Self-Discipline for Westerners.
As an Iyengar Yoga teacher, I’m often at odds with Western depictions of what yoga is and what it’s about. The following posts are my attempt to set out what I have learned about Yoga from classes and reading in the library at RIMYI, through November 2016*. To start with, there’s a fundamental issue I want to explore and that is our skewed Western view of the purpose of humility and respect.
At RIMYI, the Iyengar Yoga Institute in Pune, you’ll often hear Geetaji use the phrase, “You people” to us Westerners during one of her famous discourses when one of us has behaved like an idiot in class. It’s true – when we arrive most of us just don’t get it, and the learning curve is very steep.
Take the crazy traffic as an example. The rule seems to be: keep moving, don’t waver and pedestrians, never step backwards – someone could easily be squeezing through the gap behind you. No one stops at roundabouts with the “After you” attitude of the British give way system. Anyone who wavers causes problems for everyone else and I’ve seen dogs, cattle, pigs, hand carts loaded with all sorts, street sweepers (women in lovely saris with a long wispy broom) wandering up and down the roads quite safely while lorries, cars, motor bikes and scooters, often with several people on them including children and babies, are doing things you’d get arrested for in the UK. It might seem undisciplined and dangerous but I bet if anyone causes an accident he/she will gather an angry crowd in seconds for displaying such stupidity.

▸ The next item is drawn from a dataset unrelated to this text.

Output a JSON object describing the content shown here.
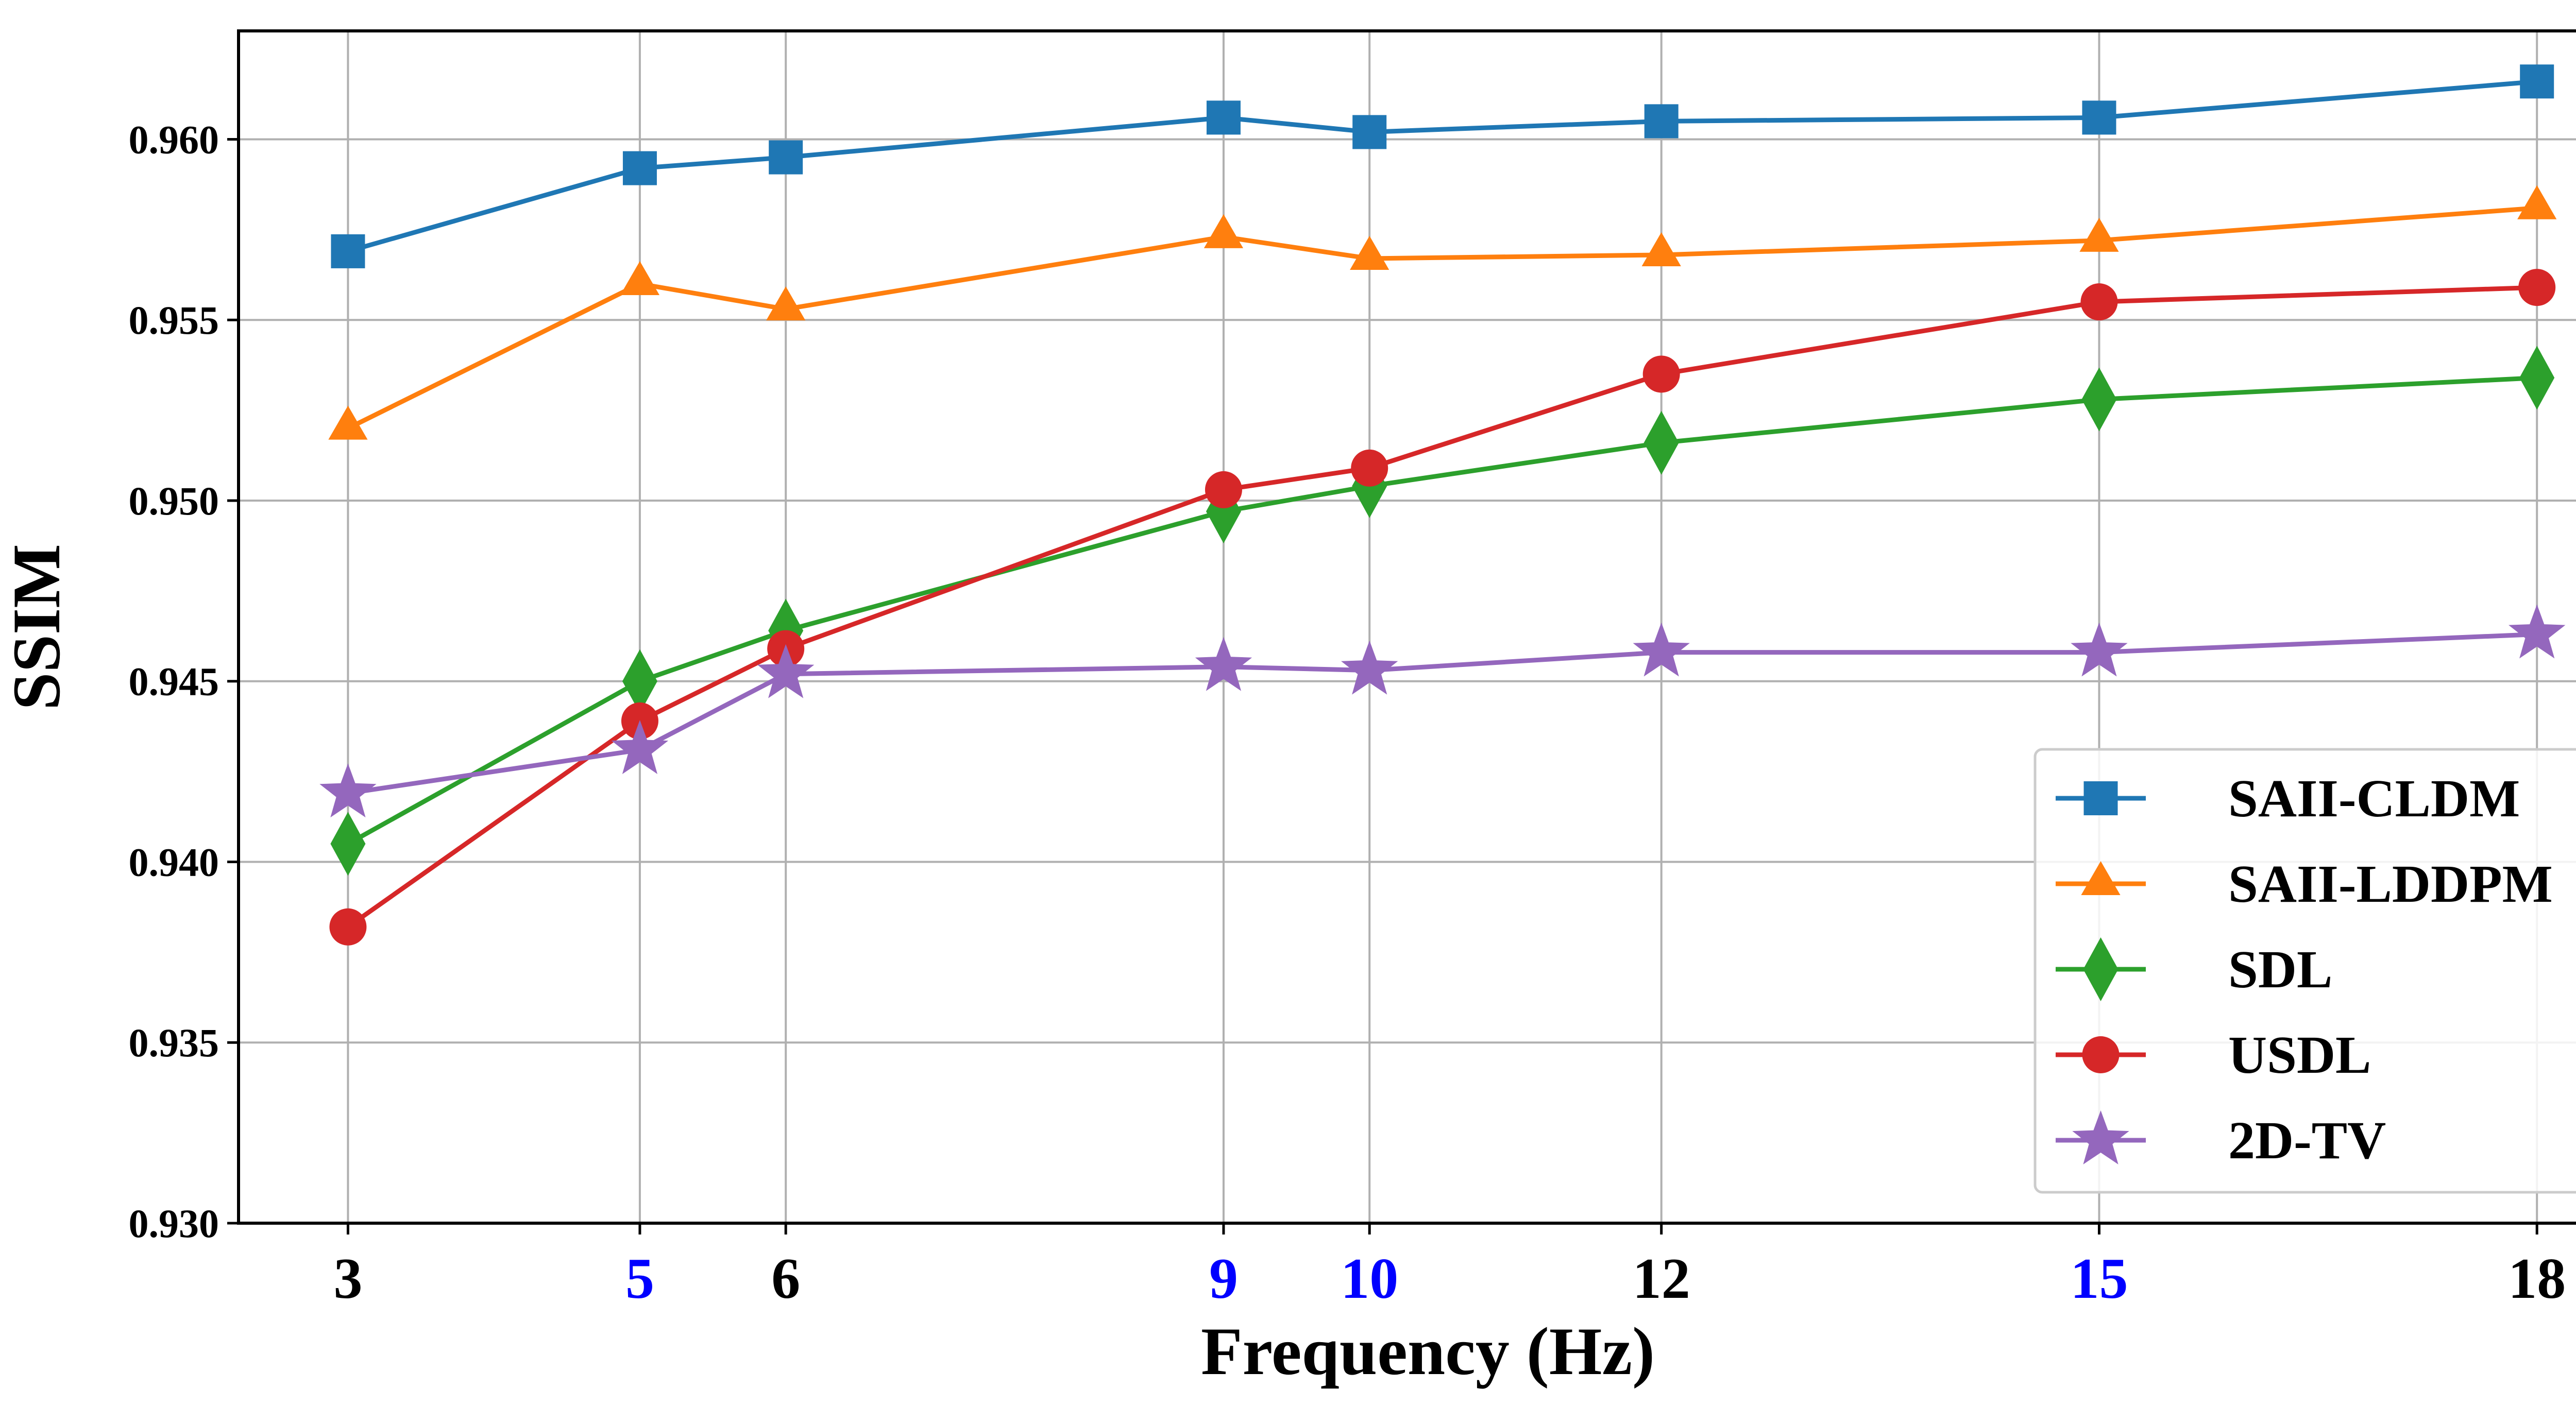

The practice hall in the Institute is a sacred place where for over 40 years Iyengar Yoga teaching has been developed, practiced and freely given. All the yoga props you see around the world today – wall ropes, bricks, belts, the trestler etc– and their therapeutic use in yoga, originated here, from hours of experimentation and refinement carried out in this room and in the small library below by BKS Iyengar, his family and his team of senior teachers. Why? Because in the beginning, Yoga is about healing, and they wanted to “help people who could not do”.
Today, the city of Pune and it’s 2.5 million inhabitants (about the size of Greater Manchester) has four or five generations of Iyengar Yoga students and teachers. The daily classes in the two practice rooms are filled to capacity. My sister Rachel and & I observe classes whenever we can – childrens, beginners, seniors, intermediate 1 and 2. The rigour and discipline are eye-watering to soft Westerners, poses often performed completely without props, except for a sticky mat. (The Seniors use bolsters and belts to ‘help them do’, to sit straight, or to raise their arms.) The classes are strong, quick and detailed; every instruction is delivered from ‘a very straight bat’. The locals love it, and their love and respect for the Iyengars and their teachers is clearly evident. In the world-famous Medical classes, Iyengar Yoga and props come together and are used with years of skill and experience, providing relief and respite to those who need help.
But some of the Westerners don’t seem to get it. During general classes, if you make a mistake, the length of the tirade will depend on your ability to explain what you were doing and why: in other words, your level of stupidity in not acting on instructions. In taking it upon ourselves to do something different, are we suggesting we know better than Geetaji? We are teachers – we go back to our countries and pass these instructions and our attitude on to others. To bear the Iyengar name, our teaching must be of the highest quality to instruct our students safely and appropriately.
Indian culture is rich with gods and rituals. Humility, homage, respect are naturally and unselfconsciously displayed by people here. Discipline doesn’t need to be rigorously applied – the Institute isn’t festooned with notices telling us what we can and cannot do – because if you behave with humility, pay attention and show respect, there’s not a lot of need for reminders. But Western stupidity knows no bounds, apparently. Last week a group of Westerners ate a picnic in the practice hall between classes. That’s as bad as bringing your shoes into the Institute. Self-discipline and appropriate behaviour grow naturally from humility and respect.
*Ramamani Iyengar Memorial Yoga Institute, Pune. After a certain level, most Iyengar Yoga Teachers come to Pune every two years or so to receive instruction directly from Geeta and Prashant Iyengar (daughter and son of BKS Iyengar) and their teaching staff.